Abstract

We examined the crystallins present in lens-like cell aggregates produced by goldfish erythrophoroma (tumors of integumental erythrophores) cells in vitro using a combination of Sephadex-G-200 gel filtration, one- and two-dimensional sodium-dodecyl-sulfate/poly-acryl-amide gel electrophoresis, immunoblotting, and indirect immunofluorescence assays. The two studied neoplastic pigment cell lines, GEM 81 and GEM 218, formed small, spherical, transparent cell aggregates, resembling lentoid bodies. within the cell mounds of monolayer cultures after treatment with dimethylsulfoxide (DMSO) and autologous serum. Partial purification of a water-soluble extract of such lens-like cell aggregates and subsequent immunoblotting using antibodies (polyclonal) against newt whole lens proteins revealed the presence of about 20 unequivocally conjugated peptides with molecular masses of 19-27 kilodaltons.
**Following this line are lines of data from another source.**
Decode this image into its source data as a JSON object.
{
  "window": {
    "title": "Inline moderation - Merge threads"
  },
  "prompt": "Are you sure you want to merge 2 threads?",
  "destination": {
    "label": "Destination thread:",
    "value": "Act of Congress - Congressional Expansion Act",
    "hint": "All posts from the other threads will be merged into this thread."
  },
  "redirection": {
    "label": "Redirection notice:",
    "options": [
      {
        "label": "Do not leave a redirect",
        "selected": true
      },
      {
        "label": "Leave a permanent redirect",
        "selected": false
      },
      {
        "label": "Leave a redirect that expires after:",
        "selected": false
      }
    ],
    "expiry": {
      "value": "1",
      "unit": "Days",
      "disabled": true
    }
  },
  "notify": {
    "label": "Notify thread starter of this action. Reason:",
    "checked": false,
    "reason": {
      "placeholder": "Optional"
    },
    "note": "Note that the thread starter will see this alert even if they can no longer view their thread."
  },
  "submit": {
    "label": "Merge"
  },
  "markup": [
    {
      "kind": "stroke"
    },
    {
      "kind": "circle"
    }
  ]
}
From their antigenicity and their behavior during gel filtration and electrophoresis, most of these peptides were identified as either α or β-form crystallins. Immunofluorescence microscopy using antibodies to newt whole lens proteins revealed intense fluorescence in the lens-like cell aggregates formed by these erythrophoroma cells, whereas the cell mounds in cultures of the same cell lines that had not been subjected to differentiation induction were almost unlabeled. Thus, goldfish erythrophoroma cells appear to be capable of crystallin production as well as the formation of lens-like cell aggregates upon the induction of differentiation. There is little available information indicating that normal pigment cells are capable of lens formation and crystallin synthesis during vertebrate ontogeny, and thus it is possible that neoplastic transformation of pigment cells is associated with the acquisition of the ability to produce crystallins.